Karl Marx's Theory of History: A Defence
- Cover of the first edition
- Author: G. A. Cohen
- Language: English
- Subject: Marx's theory of history
- Publisher: Princeton University Press
- Publication date: 1978
- Publication place: United States
- Media type: Print (hardcover and paperback)
- Pages: 369
- ISBN: 978-0-691-07175-6

= Karl Marx's Theory of History =

1978 book by G. A. Cohen

Karl Marx's Theory of History: A Defence is a 1978 book by the philosopher G. A. Cohen, the culmination of his attempts to reformulate Karl Marx's theory of alienation, exploitation, and historical materialism. Cohen, who interprets Marxism as a scientific theory of history, applies the techniques of analytic philosophy to the elucidation and defence of Marx's materialist conception of history.

The work for which Cohen is best known, Karl Marx's Theory of History helped to establish analytical Marxism and was awarded the Isaac Deutscher memorial prize. Cohen's interpretation of Marx runs counter to most forms of twentieth-century Marxism, and has been criticised as a form of technological determinism.

==Summary==
Cohen maintains that the technological determinism of Marx's summary of his science of history in the preface to A Contribution to the Critique of Political Economy defines his real views on the subject, a view with which other scholars have disagreed. He defends technological determinism by arguing for two theses, which he calls the "development thesis" and the "primacy thesis." The development thesis rests upon three presuppositions: that human beings are "somewhat rational", that their historical situation is one of scarcity, and that they "possess intelligence of a kind and degree which enables them to improve their situation." The existence of scarcity ensures a struggle for survival, the existence of intelligence ensures that scarcity-reducing innovations will occur, and the existence of rationality ensures that there will be a tendency to adopt them. Cohen seeks to establish the primacy thesis by arguing that different relations of production have differential capabilities for generating growth in the productive forces at different stages of development.

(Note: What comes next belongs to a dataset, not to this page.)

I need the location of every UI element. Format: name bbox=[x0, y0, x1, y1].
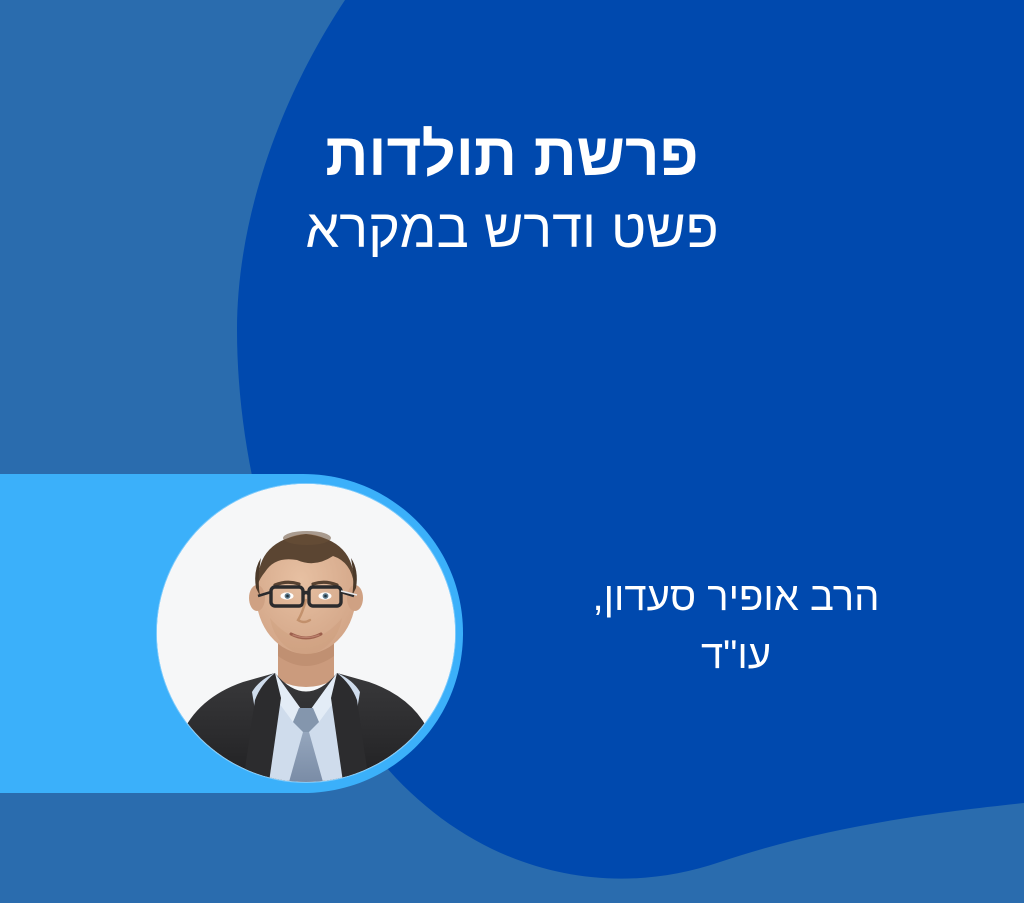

Cohen proposes that explanation in Marx’s theory is functional, by which he means roughly that the character of what is explained is determined by its effect on what explains it, so that "production relations profoundly affect productive forces, and superstructures strongly condition foundations." Functional explanation provides a way of recognizing the vital influence of the legal-political superstructure on the economic structure, while still assigning explanatory primacy to the latter. Thus the superstructure stabilizes its economic base, but in the other direction the economic relations determine the character of the superstructure, so that in this sense the economic base is primary and the superstructure secondary. It is precisely because the superstructure strongly affects the base that the base selects that superstructure. The relation between forces and relations of production is also explained functionally: the level of development of society’s productive forces (i.e., society’s technological powers, including tools, machinery, raw materials, and labour power) determines society’s economic structure, in the sense that it selects a structure of economic relations that tends best to facilitate further technological growth. As Charles Taylor puts it, "These two directions of influence are so far from being rivals that they are actually complementary. The functional explanation requires that the secondary factor tend to have a causal effect on the primary, for this dispositional fact is the key feature of the explanation."

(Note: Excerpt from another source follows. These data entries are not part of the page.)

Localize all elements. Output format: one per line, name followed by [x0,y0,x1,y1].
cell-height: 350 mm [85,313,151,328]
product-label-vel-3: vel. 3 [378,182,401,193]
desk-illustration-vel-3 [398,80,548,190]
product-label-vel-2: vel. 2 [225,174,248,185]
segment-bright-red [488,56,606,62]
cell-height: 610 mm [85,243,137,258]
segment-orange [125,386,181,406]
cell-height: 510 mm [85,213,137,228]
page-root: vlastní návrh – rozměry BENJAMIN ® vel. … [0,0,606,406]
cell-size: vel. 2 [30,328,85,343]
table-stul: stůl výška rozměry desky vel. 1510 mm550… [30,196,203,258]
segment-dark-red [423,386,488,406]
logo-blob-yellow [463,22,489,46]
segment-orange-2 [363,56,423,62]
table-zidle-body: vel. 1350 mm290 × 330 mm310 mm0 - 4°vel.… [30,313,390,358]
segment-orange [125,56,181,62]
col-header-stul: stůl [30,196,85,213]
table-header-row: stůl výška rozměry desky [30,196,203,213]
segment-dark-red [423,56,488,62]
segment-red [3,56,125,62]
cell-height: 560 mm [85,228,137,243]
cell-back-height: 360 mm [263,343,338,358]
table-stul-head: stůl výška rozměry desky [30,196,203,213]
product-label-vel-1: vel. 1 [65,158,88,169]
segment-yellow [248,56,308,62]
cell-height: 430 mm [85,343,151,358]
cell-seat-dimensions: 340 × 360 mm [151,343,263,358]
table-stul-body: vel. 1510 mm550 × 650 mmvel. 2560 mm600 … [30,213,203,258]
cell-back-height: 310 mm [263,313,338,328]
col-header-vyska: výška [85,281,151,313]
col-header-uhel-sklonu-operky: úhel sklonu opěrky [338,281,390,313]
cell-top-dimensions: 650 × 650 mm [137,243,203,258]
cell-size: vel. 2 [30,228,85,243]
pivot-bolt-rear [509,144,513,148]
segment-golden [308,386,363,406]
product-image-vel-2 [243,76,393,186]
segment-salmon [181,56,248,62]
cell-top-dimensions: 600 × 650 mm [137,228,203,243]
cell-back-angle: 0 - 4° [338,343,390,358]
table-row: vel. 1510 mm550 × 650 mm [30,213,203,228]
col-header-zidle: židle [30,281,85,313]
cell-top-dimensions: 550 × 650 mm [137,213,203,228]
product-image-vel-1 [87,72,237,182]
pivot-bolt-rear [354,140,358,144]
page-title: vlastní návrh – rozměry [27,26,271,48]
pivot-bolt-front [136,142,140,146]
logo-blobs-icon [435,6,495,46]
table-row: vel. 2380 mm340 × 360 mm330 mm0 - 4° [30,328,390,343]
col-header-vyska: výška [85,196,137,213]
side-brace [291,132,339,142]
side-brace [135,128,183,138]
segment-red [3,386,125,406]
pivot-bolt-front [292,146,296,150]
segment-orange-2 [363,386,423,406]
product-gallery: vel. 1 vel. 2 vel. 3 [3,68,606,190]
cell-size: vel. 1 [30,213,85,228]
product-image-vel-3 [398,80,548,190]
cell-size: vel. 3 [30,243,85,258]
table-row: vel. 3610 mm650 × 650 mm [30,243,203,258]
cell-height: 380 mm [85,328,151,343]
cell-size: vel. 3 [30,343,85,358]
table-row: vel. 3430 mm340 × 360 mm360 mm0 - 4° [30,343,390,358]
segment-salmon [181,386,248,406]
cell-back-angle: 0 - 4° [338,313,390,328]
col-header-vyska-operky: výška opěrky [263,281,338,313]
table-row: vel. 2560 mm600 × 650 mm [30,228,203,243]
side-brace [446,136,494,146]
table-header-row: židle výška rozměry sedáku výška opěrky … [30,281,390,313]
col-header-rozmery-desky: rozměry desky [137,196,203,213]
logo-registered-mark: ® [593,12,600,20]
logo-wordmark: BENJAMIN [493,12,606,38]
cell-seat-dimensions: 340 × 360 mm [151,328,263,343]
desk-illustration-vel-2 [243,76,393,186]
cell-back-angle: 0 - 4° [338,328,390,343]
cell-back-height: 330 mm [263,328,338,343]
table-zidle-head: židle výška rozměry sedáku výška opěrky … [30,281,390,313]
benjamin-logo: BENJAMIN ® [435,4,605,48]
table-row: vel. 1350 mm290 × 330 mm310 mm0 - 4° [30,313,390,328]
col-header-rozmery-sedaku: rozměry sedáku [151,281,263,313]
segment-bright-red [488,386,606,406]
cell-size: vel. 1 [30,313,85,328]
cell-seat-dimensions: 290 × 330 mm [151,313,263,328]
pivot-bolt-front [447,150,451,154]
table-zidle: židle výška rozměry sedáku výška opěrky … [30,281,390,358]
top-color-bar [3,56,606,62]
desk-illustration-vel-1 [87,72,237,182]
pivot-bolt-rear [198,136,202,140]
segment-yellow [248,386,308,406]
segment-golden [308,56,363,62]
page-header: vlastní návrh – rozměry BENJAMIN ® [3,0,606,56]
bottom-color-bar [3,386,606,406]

==Influence and scholarly evaluation==
Karl Marx's Theory of History: A Defence helped establish analytical Marxism as a school of thought, and came to be seen as a classic. The book was praised by the historian G. E. M. de Ste. Croix, and was also commended by the political scientist David McLellan. According to the philosopher Peter Singer, Cohen, in contrast to some more Hegelian interpretations of Marx's thought, "argues brilliantly for a more old-fashioned interpretation of Marxism as a scientific theory of history, an interpretation often known – disparagingly – as 'technological determinism'."

The political theorist Norman Geras described Karl Marx's Theory of History as the leading philosophical discussion of the way in which the character of human beings in any setting depends upon the nature of the prevailing social relations. The philosopher Roger Scruton, though finding Cohen's attempt to present historical materialism as a scientific hypothesis impressive, states that it shows how difficult it is to develop the necessary concepts. M. C. Howard and J. E. King note that Cohen's ideas have played no role in the debate on underdevelopment. They find this surprising, given their relevance to it. They believe that Cohen's analysis is of higher quality than that of the main protagonists in the debate, reinforcing their critical view of the work of Paul Baran, Andre Gunder Frank, and Immanuel Wallerstein.

The critic Terry Eagleton, who understands Cohen to be espousing a determinist theory in which productive forces automatically produce certain social relations, finds Karl Marx's Theory of History: A Defence to be a skillful defense of a "wrongheaded" idea.

Nicolas Vrousalis summarizes the criticisms against Cohen's determinism, and concludes that technological materialism requires a sharp distinction between material and social properties, which Cohen's theory does not provide. The productive forces therefore cannot be distinguished from the relations of production in the way that technological determinism requires.